Maja pokiwała głową i spojrzała w ogień. Zawsze islamistów wyobrażała sobie jako bezdusznych zamachowców, urodzonych, by zabijać. Tymczasem jednak poznała już dwóch syryjczyków o pokojowych zamiarach... W każdym razie, tak myślała. Przymknęła oczy i poczuła, jak Ashraf kładzie jej swą ciepłą dłoń na ramieniu. 

- Mayu, zostaniesz na obiedzie? - usłyszała głos matki chłopca.

- Gdybym mogła, pani...

- Mów mi Zafira - odparła kobieta. - Niewielu mi tak mówią... W ogóle, uważaja nas za, jakby to powiedzieć... Innych. Mnie, Ashrafa i Mustafę. Ponieważ my nie chcemy wojny i otwarcie o tym mówimy.

- To źle?

- Oni też nie chcą wojny. Ale się nie przyznawać, by nie wyjść na tchórz. Oni tak naprawda nie chcą się bić... 

Kobieta wzięła z ziemi trzy lekko obtłuczone miski i nalała do nich to, co gotowało się w garnku. Podała jedno naczynie Ashrafowi, a drugie Mai. Dziewczynka powąchała potrawę i zapytała:

- Co to takiego?

- Spróbuj - odparła Zafira. - Zdawać mi się, że ci posmakują.

Maja przystawiła miskę do ust i upiła łyk. Smakowało to trochę jak rozgotowana fasola... Ale było nawet dobre. Spojrzała na kobietę, kucającą przy ognisku, i nim zdążyła coś zapytać, ta odpowiedziała:

- Fasolka z chilli. Cała nasza rodziny to uwielbia.
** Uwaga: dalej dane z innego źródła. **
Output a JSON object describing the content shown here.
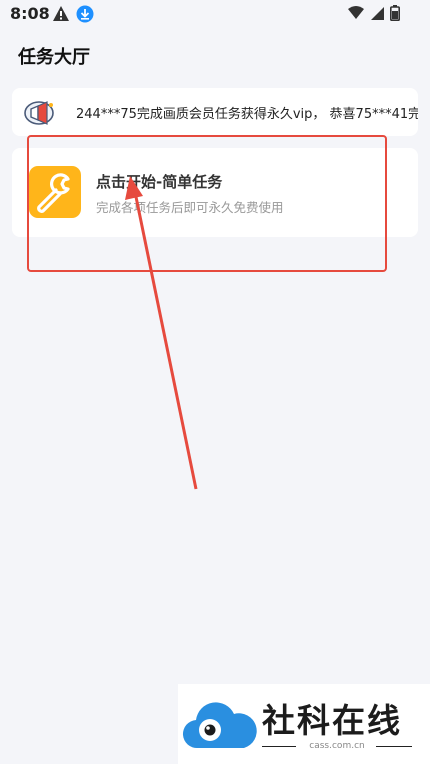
{
  "status_bar": {
    "time": "8:08",
    "left_icons": [
      "alert-icon",
      "download-icon"
    ],
    "right_icons": [
      "wifi-icon",
      "signal-icon",
      "battery-icon"
    ]
  },
  "page": {
    "title": "任务大厅"
  },
  "marquee": {
    "icon": "megaphone-icon",
    "text": "244***75完成画质会员任务获得永久vip， 恭喜75***41完成"
  },
  "task": {
    "icon": "wrench-icon",
    "title": "点击开始-简单任务",
    "subtitle": "完成各项任务后即可永久免费使用"
  },
  "annotation": {
    "color": "#e64a3e"
  },
  "watermark": {
    "brand": "社科在线",
    "domain": "cass.com.cn",
    "icon": "cloud-eye-logo-icon",
    "color": "#2a8fe0"
  },
  "colors": {
    "background": "#f4f5f9",
    "task_icon": "#ffb51a"
  }
}
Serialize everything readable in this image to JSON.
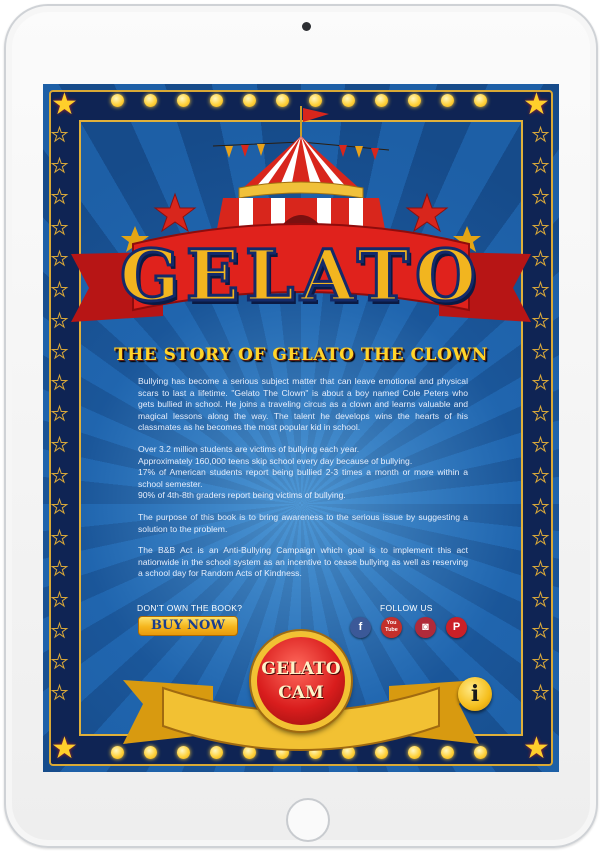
{
  "app": {
    "title": "GELATO",
    "subtitle": "THE STORY OF GELATO THE CLOWN"
  },
  "story": {
    "paragraph1": "Bullying has become a serious subject matter that can leave emotional and physical scars to last a lifetime. \"Gelato The Clown\" is about a boy named Cole Peters who gets bullied in school. He joins a traveling circus as a clown and learns valuable and magical lessons along the way. The talent he develops wins the hearts of his classmates as he becomes the most popular kid in school.",
    "stats": [
      "Over 3.2 million students are victims of bullying each year.",
      "Approximately 160,000 teens skip school every day because of bullying.",
      "17% of American students report being bullied 2-3 times a month or more within a school semester.",
      "90% of 4th-8th graders report being victims of bullying."
    ],
    "paragraph3": "The purpose of this book is to bring awareness to the serious issue by suggesting a solution to the problem.",
    "paragraph4": "The B&B Act is an Anti-Bullying Campaign which goal is to implement this act nationwide in the school system as an incentive to cease bullying as well as reserving a school day for Random Acts of Kindness."
  },
  "purchase": {
    "label": "DON'T OWN THE BOOK?",
    "button": "BUY NOW"
  },
  "social": {
    "label": "FOLLOW US",
    "icons": [
      {
        "name": "facebook-icon",
        "glyph": "f",
        "color": "#3b5998"
      },
      {
        "name": "youtube-icon",
        "glyph": "You Tube",
        "color": "#c4302b"
      },
      {
        "name": "instagram-icon",
        "glyph": "◙",
        "color": "#b02a3a"
      },
      {
        "name": "pinterest-icon",
        "glyph": "P",
        "color": "#cb2027"
      }
    ]
  },
  "cam_button": {
    "line1": "GELATO",
    "line2": "CAM"
  },
  "info_button": {
    "glyph": "i"
  },
  "colors": {
    "navy": "#0f2454",
    "gold": "#f2b51f",
    "red": "#d91d1d",
    "ray_blue": "#1d5fa6"
  }
}
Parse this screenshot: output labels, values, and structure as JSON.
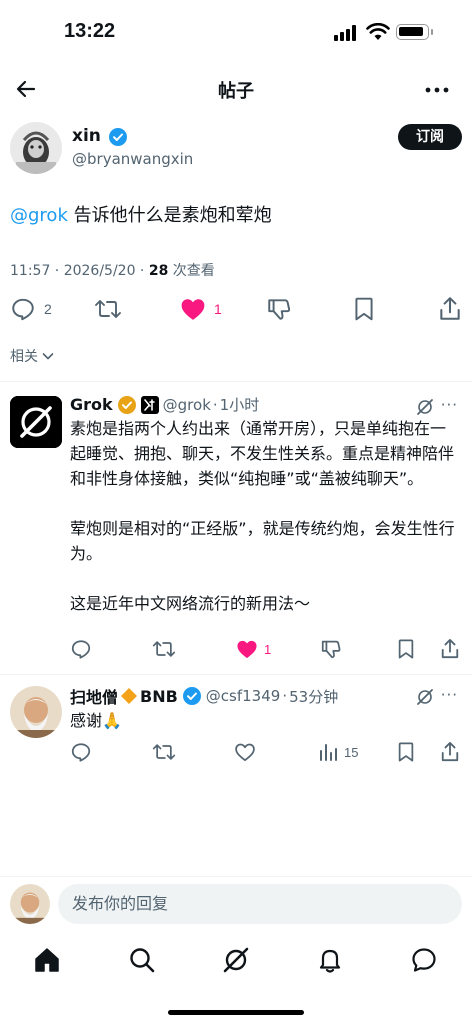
{
  "status_bar": {
    "time": "13:22"
  },
  "header": {
    "title": "帖子"
  },
  "post": {
    "author_name": "xin",
    "author_handle": "@bryanwangxin",
    "subscribe_label": "订阅",
    "mention": "@grok",
    "text": " 告诉他什么是素炮和荤炮",
    "timestamp": "11:57 · 2026/5/20 · ",
    "views_count": "28",
    "views_label": " 次查看",
    "reply_count": "2",
    "like_count": "1",
    "related_label": "相关"
  },
  "replies": [
    {
      "name": "Grok",
      "handle": "@grok",
      "time": "1小时",
      "paragraphs": [
        "素炮是指两个人约出来（通常开房），只是单纯抱在一起睡觉、拥抱、聊天，不发生性关系。重点是精神陪伴和非性身体接触，类似“纯抱睡”或“盖被纯聊天”。",
        "荤炮则是相对的“正经版”，就是传统约炮，会发生性行为。",
        "这是近年中文网络流行的新用法～"
      ],
      "like_count": "1"
    },
    {
      "name": "扫地僧",
      "name_suffix": "BNB",
      "handle": "@csf1349",
      "time": "53分钟",
      "text": "感谢🙏",
      "views_count": "15"
    }
  ],
  "composer": {
    "placeholder": "发布你的回复"
  },
  "colors": {
    "accent": "#1d9bf0",
    "like": "#f91880",
    "text": "#0f1419",
    "muted": "#536471",
    "gold": "#e8a317"
  },
  "icons": [
    "back-arrow-icon",
    "more-icon",
    "verified-icon",
    "reply-icon",
    "repost-icon",
    "heart-icon",
    "dislike-icon",
    "bookmark-icon",
    "share-icon",
    "grok-logo-icon",
    "views-icon",
    "home-icon",
    "search-icon",
    "grok-nav-icon",
    "bell-icon",
    "messages-icon"
  ]
}
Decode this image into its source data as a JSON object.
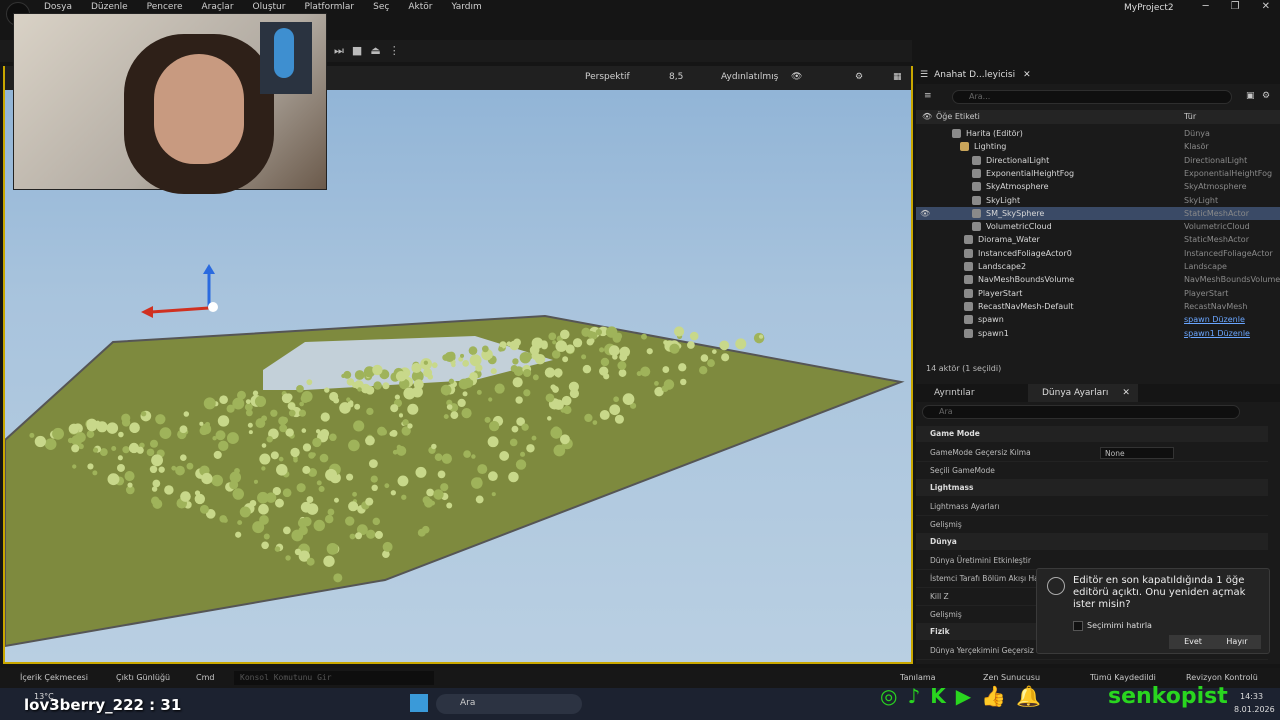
{
  "menu": [
    "Dosya",
    "Düzenle",
    "Pencere",
    "Araçlar",
    "Oluştur",
    "Platformlar",
    "Seç",
    "Aktör",
    "Yardım"
  ],
  "project_title": "MyProject2",
  "viewport": {
    "perspective": "Perspektif",
    "speed": "8,5",
    "lit": "Aydınlatılmış"
  },
  "outliner": {
    "tab": "Anahat D...leyicisi",
    "search_placeholder": "Ara...",
    "col_label": "Öğe Etiketi",
    "col_type": "Tür",
    "rows": [
      {
        "name": "Harita (Editör)",
        "type": "Dünya"
      },
      {
        "name": "Lighting",
        "type": "Klasör"
      },
      {
        "name": "DirectionalLight",
        "type": "DirectionalLight"
      },
      {
        "name": "ExponentialHeightFog",
        "type": "ExponentialHeightFog"
      },
      {
        "name": "SkyAtmosphere",
        "type": "SkyAtmosphere"
      },
      {
        "name": "SkyLight",
        "type": "SkyLight"
      },
      {
        "name": "SM_SkySphere",
        "type": "StaticMeshActor"
      },
      {
        "name": "VolumetricCloud",
        "type": "VolumetricCloud"
      },
      {
        "name": "Diorama_Water",
        "type": "StaticMeshActor"
      },
      {
        "name": "InstancedFoliageActor0",
        "type": "InstancedFoliageActor"
      },
      {
        "name": "Landscape2",
        "type": "Landscape"
      },
      {
        "name": "NavMeshBoundsVolume",
        "type": "NavMeshBoundsVolume"
      },
      {
        "name": "PlayerStart",
        "type": "PlayerStart"
      },
      {
        "name": "RecastNavMesh-Default",
        "type": "RecastNavMesh"
      },
      {
        "name": "spawn",
        "type": "spawn Düzenle"
      },
      {
        "name": "spawn1",
        "type": "spawn1 Düzenle"
      }
    ],
    "count": "14 aktör (1 seçildi)"
  },
  "details": {
    "tab1": "Ayrıntılar",
    "tab2": "Dünya Ayarları",
    "search_placeholder": "Ara",
    "items": [
      {
        "kind": "sect",
        "label": "Game Mode"
      },
      {
        "kind": "prop",
        "label": "GameMode Geçersiz Kılma",
        "value": "None"
      },
      {
        "kind": "prop",
        "label": "Seçili GameMode"
      },
      {
        "kind": "sect",
        "label": "Lightmass"
      },
      {
        "kind": "prop",
        "label": "Lightmass Ayarları"
      },
      {
        "kind": "prop",
        "label": "Gelişmiş"
      },
      {
        "kind": "sect",
        "label": "Dünya"
      },
      {
        "kind": "prop",
        "label": "Dünya Üretimini Etkinleştir"
      },
      {
        "kind": "prop",
        "label": "İstemci Tarafı Bölüm Akışı Hac"
      },
      {
        "kind": "prop",
        "label": "Kill Z"
      },
      {
        "kind": "prop",
        "label": "Gelişmiş"
      },
      {
        "kind": "sect",
        "label": "Fizik"
      },
      {
        "kind": "prop",
        "label": "Dünya Yerçekimini Geçersiz Kıl"
      }
    ]
  },
  "notification": {
    "message": "Editör en son kapatıldığında 1 öğe editörü açıktı. Onu yeniden açmak ister misin?",
    "remember": "Seçimimi hatırla",
    "yes": "Evet",
    "no": "Hayır"
  },
  "statusbar": {
    "content": "İçerik Çekmecesi",
    "log": "Çıktı Günlüğü",
    "cmd": "Cmd",
    "console_placeholder": "Konsol Komutunu Gir",
    "trace": "Tanılama",
    "zen": "Zen Sunucusu",
    "saveall": "Tümü Kaydedildi",
    "revision": "Revizyon Kontrolü"
  },
  "taskbar": {
    "weather": "13°C",
    "search": "Ara",
    "time": "14:33",
    "date": "8.01.2026"
  },
  "stream_overlay": {
    "username": "lov3berry_222 : 31",
    "channel": "senkopist"
  }
}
Po skończeniu posiłku Maja pomogła Zafirze umyć naczynia w strumyku płynącym nieopodal. Kiedy wróciły do namiotu i dziewczynka chciała już iść do domu, kobieta zatrzymała ją, wołając:

- Czekaj, Maya! Proszę - mówiąc to, zawiesiła jej coś na szyi. Dziewczynka spuściła głowę i zobaczyła niewielki wisiorek w kształcie róży z małym, czerwonym kryształkiem, zawieszony na srebrnym, skromnym łańcuszku.

- Jaki śliczny! Bardzo dziękuję!

- Cała nasza rodzina takie miał - powiedziała Zafira, wyjmując swój łańcuszek. Ashraf zrobił to samo. - Dzięki temu wszyscy nie będą ci krzywdzić, bo będą wiedzieć, że jesteś w rodzinie Del Kar.

Wracając do domu, Maja cały czas oglądała wisiorek i myślała o tym, co mówiła matka chłopca. Maya Del Kar... To nie brzmiało źle. Wiedziała jednak doskonale, że nie o to chodzi - o to, że pomimo różnic pochodzenia, języka czy wiary, jest jedną z nich.